Она, глупышка, вскрикнула. Они объявили это насилием.
— Я пытался все объяснить.
Я распустил ее длинные волосы; они свисали локонами до самой талии. Под ее облачением я нащупал маленькие груди. Соломон удивительно сладкозвучно это описывает:
Два сосца твои, как двойни молодой серны, пасущиеся между лилиями.

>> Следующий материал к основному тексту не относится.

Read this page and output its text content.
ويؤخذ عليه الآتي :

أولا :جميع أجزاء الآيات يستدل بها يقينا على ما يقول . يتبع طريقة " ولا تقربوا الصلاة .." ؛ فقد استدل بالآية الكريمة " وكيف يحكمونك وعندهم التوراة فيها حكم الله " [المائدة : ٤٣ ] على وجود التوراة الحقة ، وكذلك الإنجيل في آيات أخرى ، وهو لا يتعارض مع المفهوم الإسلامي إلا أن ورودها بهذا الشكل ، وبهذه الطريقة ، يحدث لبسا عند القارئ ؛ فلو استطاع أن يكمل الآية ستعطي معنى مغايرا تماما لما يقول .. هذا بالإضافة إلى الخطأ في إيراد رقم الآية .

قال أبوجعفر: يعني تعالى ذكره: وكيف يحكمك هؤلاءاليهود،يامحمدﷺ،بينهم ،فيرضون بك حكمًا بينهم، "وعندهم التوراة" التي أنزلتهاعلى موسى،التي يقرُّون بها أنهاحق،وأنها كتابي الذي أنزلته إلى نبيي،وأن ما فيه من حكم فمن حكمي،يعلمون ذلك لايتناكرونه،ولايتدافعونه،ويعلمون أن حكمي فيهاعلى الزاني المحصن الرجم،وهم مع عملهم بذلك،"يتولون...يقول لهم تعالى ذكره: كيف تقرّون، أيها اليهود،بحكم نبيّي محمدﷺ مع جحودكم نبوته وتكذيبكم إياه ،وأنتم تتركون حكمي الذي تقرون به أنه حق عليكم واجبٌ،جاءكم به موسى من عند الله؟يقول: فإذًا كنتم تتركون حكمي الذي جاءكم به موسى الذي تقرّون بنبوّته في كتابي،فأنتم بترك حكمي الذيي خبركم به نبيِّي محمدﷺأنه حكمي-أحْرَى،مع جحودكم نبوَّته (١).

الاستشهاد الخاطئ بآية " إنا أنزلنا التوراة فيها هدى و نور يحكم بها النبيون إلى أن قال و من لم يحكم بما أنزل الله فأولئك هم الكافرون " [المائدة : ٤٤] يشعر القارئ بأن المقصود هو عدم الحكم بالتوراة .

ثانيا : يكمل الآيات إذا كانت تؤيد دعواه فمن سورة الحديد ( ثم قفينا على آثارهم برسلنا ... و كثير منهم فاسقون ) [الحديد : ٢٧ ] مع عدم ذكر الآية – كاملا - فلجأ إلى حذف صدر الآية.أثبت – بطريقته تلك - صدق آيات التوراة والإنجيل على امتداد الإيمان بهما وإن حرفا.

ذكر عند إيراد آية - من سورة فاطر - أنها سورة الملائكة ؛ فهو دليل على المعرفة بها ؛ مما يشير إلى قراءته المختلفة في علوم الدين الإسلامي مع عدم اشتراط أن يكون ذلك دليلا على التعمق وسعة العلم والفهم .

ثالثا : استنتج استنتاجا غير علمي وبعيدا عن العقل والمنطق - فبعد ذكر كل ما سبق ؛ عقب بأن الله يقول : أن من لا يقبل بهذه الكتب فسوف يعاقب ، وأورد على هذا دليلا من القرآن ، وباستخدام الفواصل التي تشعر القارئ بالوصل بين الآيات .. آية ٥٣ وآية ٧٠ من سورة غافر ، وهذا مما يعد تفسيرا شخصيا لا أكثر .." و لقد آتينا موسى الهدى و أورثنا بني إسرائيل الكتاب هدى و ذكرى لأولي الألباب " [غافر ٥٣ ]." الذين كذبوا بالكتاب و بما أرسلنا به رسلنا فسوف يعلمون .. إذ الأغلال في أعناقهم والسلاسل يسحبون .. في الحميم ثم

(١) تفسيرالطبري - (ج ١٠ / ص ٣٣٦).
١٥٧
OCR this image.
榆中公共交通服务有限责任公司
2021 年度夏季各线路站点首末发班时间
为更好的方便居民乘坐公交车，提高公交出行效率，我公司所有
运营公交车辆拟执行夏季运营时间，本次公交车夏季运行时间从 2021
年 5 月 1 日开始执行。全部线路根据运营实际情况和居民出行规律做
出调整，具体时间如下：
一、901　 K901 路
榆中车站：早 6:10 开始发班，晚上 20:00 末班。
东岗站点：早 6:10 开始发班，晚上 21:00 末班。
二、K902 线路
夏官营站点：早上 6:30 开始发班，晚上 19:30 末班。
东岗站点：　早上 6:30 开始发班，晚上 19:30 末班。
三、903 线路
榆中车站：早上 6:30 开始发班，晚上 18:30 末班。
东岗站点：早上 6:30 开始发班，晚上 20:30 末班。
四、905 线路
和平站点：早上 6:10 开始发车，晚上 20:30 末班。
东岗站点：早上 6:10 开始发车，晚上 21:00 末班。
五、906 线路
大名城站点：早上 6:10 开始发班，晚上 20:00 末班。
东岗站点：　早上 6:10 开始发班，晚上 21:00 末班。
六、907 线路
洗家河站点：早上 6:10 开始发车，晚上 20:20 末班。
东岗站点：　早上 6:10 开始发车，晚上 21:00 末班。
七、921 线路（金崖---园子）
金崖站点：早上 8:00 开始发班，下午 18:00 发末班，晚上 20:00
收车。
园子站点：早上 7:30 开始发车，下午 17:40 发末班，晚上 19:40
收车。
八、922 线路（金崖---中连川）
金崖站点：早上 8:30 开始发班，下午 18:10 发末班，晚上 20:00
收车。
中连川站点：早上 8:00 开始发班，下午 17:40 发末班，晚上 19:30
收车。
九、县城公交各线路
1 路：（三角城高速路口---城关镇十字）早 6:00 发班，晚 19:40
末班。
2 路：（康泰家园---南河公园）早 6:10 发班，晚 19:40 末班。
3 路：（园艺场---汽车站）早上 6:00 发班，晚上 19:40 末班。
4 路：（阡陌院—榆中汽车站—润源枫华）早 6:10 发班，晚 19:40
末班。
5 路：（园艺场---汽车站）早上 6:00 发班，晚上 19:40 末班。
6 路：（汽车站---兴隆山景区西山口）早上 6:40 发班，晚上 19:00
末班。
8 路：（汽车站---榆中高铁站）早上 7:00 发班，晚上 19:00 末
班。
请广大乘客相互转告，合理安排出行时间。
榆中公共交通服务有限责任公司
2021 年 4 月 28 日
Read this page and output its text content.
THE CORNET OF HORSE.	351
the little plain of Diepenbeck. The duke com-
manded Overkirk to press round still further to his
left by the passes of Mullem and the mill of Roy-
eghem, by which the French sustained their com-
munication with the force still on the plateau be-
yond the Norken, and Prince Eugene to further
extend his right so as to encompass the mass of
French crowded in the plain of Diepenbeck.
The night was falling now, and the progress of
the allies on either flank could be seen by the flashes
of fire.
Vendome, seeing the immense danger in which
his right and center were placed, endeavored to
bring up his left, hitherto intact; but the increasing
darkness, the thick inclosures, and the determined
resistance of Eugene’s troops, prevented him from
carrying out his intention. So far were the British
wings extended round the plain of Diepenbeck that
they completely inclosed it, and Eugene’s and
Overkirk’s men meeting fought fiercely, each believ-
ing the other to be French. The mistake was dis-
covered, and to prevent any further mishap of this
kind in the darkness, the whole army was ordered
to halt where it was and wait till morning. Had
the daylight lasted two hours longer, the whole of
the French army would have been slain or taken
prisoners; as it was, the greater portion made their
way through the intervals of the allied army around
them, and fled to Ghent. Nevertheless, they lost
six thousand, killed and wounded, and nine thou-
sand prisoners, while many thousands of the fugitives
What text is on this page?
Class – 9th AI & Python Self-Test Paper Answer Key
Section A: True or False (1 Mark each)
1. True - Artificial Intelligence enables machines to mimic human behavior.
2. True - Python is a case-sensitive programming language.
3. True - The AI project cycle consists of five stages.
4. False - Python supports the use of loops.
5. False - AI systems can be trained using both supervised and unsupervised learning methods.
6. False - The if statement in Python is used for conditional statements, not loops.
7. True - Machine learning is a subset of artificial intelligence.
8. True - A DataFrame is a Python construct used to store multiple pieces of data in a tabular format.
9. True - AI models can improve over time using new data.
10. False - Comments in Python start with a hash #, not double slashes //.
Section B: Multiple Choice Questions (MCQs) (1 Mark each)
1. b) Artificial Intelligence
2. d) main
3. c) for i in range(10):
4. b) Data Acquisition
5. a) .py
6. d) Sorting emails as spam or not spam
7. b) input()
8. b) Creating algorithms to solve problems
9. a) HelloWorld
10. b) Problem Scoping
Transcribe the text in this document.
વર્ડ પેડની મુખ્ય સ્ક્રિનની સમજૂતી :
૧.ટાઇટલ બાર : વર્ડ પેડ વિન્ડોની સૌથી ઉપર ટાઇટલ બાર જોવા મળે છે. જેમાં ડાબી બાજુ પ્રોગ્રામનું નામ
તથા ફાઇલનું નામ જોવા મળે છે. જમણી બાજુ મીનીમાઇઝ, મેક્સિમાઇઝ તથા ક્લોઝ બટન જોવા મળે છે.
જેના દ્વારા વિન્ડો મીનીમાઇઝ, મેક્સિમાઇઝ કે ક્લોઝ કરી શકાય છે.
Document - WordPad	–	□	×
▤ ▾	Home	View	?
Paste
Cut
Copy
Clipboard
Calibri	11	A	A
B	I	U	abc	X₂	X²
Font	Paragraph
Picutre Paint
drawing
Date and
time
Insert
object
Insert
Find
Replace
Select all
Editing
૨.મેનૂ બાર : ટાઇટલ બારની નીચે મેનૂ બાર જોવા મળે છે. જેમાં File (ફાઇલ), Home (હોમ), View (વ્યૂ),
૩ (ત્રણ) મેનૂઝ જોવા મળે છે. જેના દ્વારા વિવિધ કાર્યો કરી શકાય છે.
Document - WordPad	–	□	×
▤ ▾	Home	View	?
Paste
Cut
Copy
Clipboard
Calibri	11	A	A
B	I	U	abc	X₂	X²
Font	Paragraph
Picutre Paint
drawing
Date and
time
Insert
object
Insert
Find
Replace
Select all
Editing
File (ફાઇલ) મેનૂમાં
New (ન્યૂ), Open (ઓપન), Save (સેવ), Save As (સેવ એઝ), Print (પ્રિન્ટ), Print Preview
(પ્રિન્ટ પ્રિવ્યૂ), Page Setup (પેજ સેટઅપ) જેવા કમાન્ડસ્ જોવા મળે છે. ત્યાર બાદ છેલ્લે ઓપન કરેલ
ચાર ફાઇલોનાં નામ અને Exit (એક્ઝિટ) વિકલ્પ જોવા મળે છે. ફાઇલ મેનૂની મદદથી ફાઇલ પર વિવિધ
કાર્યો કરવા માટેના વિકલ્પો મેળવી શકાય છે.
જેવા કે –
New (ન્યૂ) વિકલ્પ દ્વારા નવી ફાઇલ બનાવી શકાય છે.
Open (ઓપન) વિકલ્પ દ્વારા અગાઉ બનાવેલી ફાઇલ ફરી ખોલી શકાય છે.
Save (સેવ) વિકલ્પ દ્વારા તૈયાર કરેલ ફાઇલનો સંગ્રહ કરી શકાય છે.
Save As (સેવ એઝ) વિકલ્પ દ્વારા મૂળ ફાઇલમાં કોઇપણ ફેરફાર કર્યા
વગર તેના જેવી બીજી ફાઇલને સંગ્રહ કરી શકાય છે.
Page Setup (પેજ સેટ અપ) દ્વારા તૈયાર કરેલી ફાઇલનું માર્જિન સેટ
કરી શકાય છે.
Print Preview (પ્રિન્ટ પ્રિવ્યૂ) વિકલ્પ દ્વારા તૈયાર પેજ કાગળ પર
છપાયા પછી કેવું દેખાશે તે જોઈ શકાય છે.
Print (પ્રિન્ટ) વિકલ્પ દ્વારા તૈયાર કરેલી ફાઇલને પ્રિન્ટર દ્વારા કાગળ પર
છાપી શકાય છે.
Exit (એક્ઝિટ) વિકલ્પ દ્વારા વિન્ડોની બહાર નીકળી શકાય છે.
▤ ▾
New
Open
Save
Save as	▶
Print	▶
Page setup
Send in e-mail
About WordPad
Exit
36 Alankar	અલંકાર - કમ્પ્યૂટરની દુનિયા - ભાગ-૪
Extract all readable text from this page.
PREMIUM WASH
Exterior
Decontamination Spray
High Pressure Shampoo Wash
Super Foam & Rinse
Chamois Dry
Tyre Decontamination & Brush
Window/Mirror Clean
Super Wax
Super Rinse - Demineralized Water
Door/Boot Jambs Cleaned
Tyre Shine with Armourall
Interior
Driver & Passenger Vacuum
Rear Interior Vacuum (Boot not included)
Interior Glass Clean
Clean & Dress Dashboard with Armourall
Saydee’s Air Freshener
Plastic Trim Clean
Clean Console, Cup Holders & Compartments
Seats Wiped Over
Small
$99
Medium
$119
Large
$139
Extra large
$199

Откуда было мне знать, что она такая недотрога? Она закричала, и я заставил ее умолкнуть, прижав обе ее руки к телу, приложив ладонь ей к губам.
— Слишком поздно!
Они оттащили меня от нее, я вырывался. Клялся, что не виноват. Если кто и виновен, так это Соломон со своими двойнями серны. Моя монастырская розочка-пассия твердила, что невинна; что это я во всем виноват, что чуть ли не в первый раз меня видит, что никак меня не завлекала. Меня заперли в моей келье. Я написал ей записку, та вернулась ко мне нераспечатанной. Слишком поздно я осознал, что мы просто не поняли друг друга. Моей неуступчивой возлюбленной в мечтах являлся Абеляр, а вовсе не Пан.
— Три дня я просидел взаперти, ожидая приговора. Все это время никто не перемолвился со мной ни единым словом. Брат, приносивший мне еду, отворачивал при этом от меня лицо. Но, к моему изумлению, меня не морили голодом и не секли. Мое прегрешение было слишком серьезно, чтобы назначить обычное наказание.
Однако я всегда страстно ненавидел запертые двери, и заключение мое было тем более горько, что я ощущал ароматы сада, льющиеся из окна, и слышал звуки лета, доносившиеся из-за стен. Возможно, они бы выпустили меня, если бы я покаялся, но мое упрямое бесстыдство отсекало меня от них. Я не буду отрекаться от своих слов. Я не подчинюсь их суду. Да кто они такие, чтобы судить меня?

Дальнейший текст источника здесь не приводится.